私は手を擦って息を吐きつけて指を温めた。マッチを擦り、油の染みた薪に近づけると、ボッと音がして、瞬く間に薪全体に暖かな炎が行き渡った。
「やったな、おい」と言って魔理沙がくしゃくしゃの笑顔で私の首の後ろに手を回し、肩を叩いた。
「うん」と私は言った。私は後ろ向きにへたり込んだ。魔理沙の腕ごと。私の目には涙が溢れて、明るく淡く照らされた小屋の内装がぼやけた。
「おい、泣くなよ」と彼女は笑って言った。
「うん」と私は言った。「良かった」
9
すべてのペンギンを蒸し終わると、足下に置いていた八卦炉が、モーターの回るような甲高い音を発した。
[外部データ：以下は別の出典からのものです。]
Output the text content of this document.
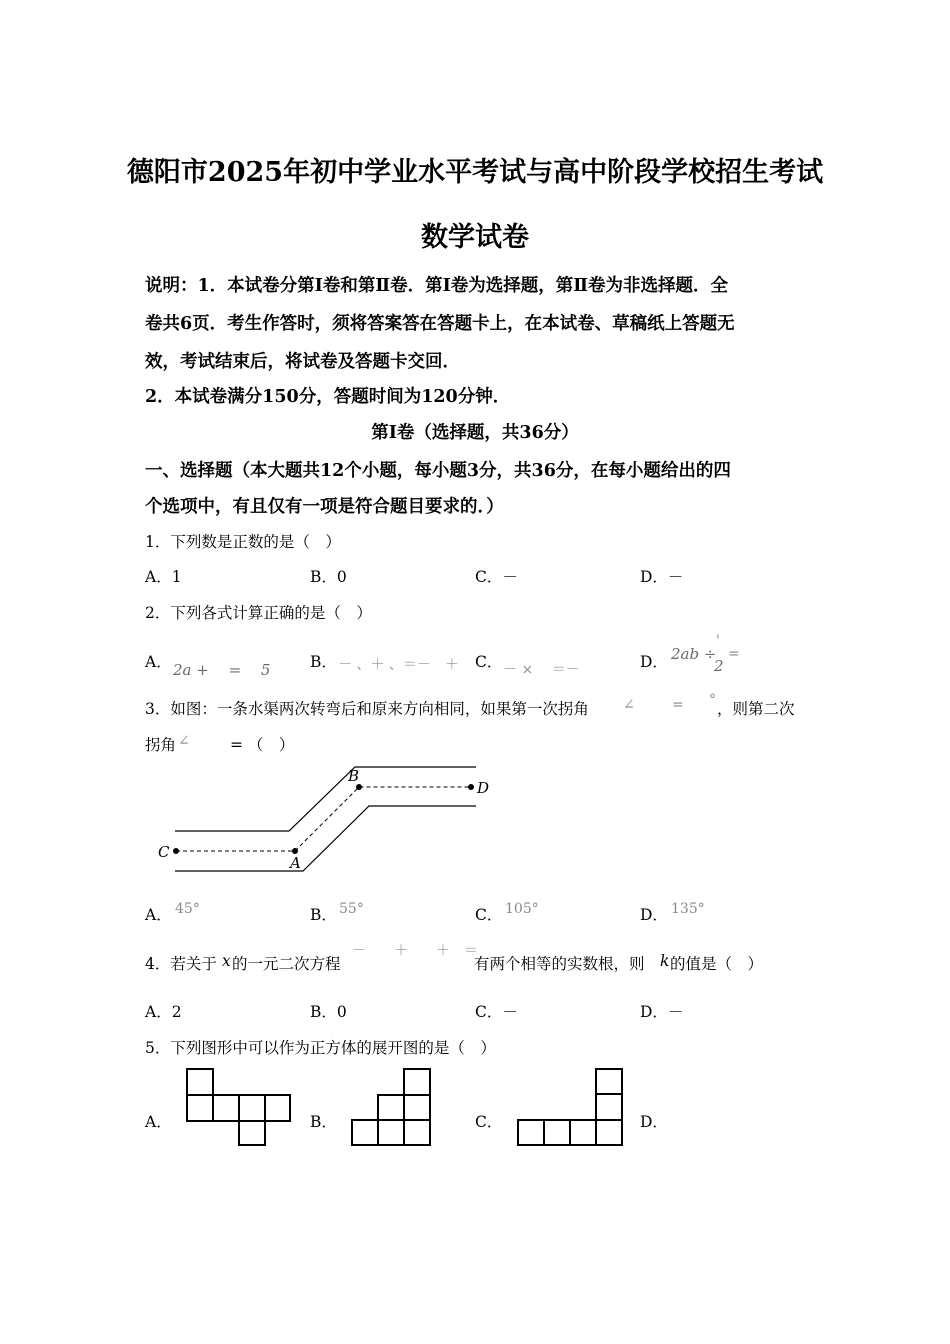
德阳市2025年初中学业水平考试与高中阶段学校招生考试
数学试卷
说明：1．本试卷分第Ⅰ卷和第Ⅱ卷．第Ⅰ卷为选择题，第Ⅱ卷为非选择题．全
卷共6页．考生作答时，须将答案答在答题卡上，在本试卷、草稿纸上答题无
效，考试结束后，将试卷及答题卡交回．
2．本试卷满分150分，答题时间为120分钟．
第Ⅰ卷（选择题，共36分）
一、选择题（本大题共12个小题，每小题3分，共36分，在每小题给出的四
个选项中，有且仅有一项是符合题目要求的．）
1．下列数是正数的是（　）
A．1	B．0	C．－	D．－
2．下列各式计算正确的是（　）
A． 2a +　 =　 5	B． － 、＋ 、＝－　＋ C． － ×　 ＝－	D． 2ab ÷
'
2
=
3．如图：一条水渠两次转弯后和原来方向相同，如果第一次拐角 ∠	= ° ，则第二次
拐角 ∠	= （　）
B
D
C
A
A． 45°	B． 55°	C． 105°	D． 135°
4．若关于 x 的一元二次方程
－　　＋　　＋　＝
有两个相等的实数根，则 k 的值是（　）
A．2	B．0	C．－	D．－
5．下列图形中可以作为正方体的展开图的是（　）
A．	B．	C．	D．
私はそれを取り上げる。熱を持っている。箒が独りでに浮き上がり、私が跨がるのを待った。
「さて」と私は言った。誰も何も答えなかった。
私は突然強烈な吐き気を催した。私は両手を草むらにつき、えずいた。胃の中には何も入っていなくて、胃液と唾液の混合物だけがぽたぽたと口の端から垂れた。10分以上も私は荒い息をつきながらそうしていた。やがて私は口を拭い、箒に跨がった。八卦炉を懐にしまい、足をバネのように縮めて地面を蹴る。
どんどん高度と速度が上がっていく。魔理沙の箒は自分の道具であるかのごとく、思った通りに動いた。私は少し海面に近づいた。潮の香りが漂い、水平線がどこまでも広がっていた。
私はあるところで速度を落とし、後ろを振り返った。すでに島から遠く離れていて、何も見えなかった。私は首を戻した。そして、魔理沙がやるように前向きに屈み込み、足をぴったりと箒のブラシの下につけて、再び速度を上げていった。
私は風になり音になり、海の彼方に消えていった。
支離滅裂で不条理なのに何で面白いのさ
何かを持っていくためのものかと思います……面白かったです。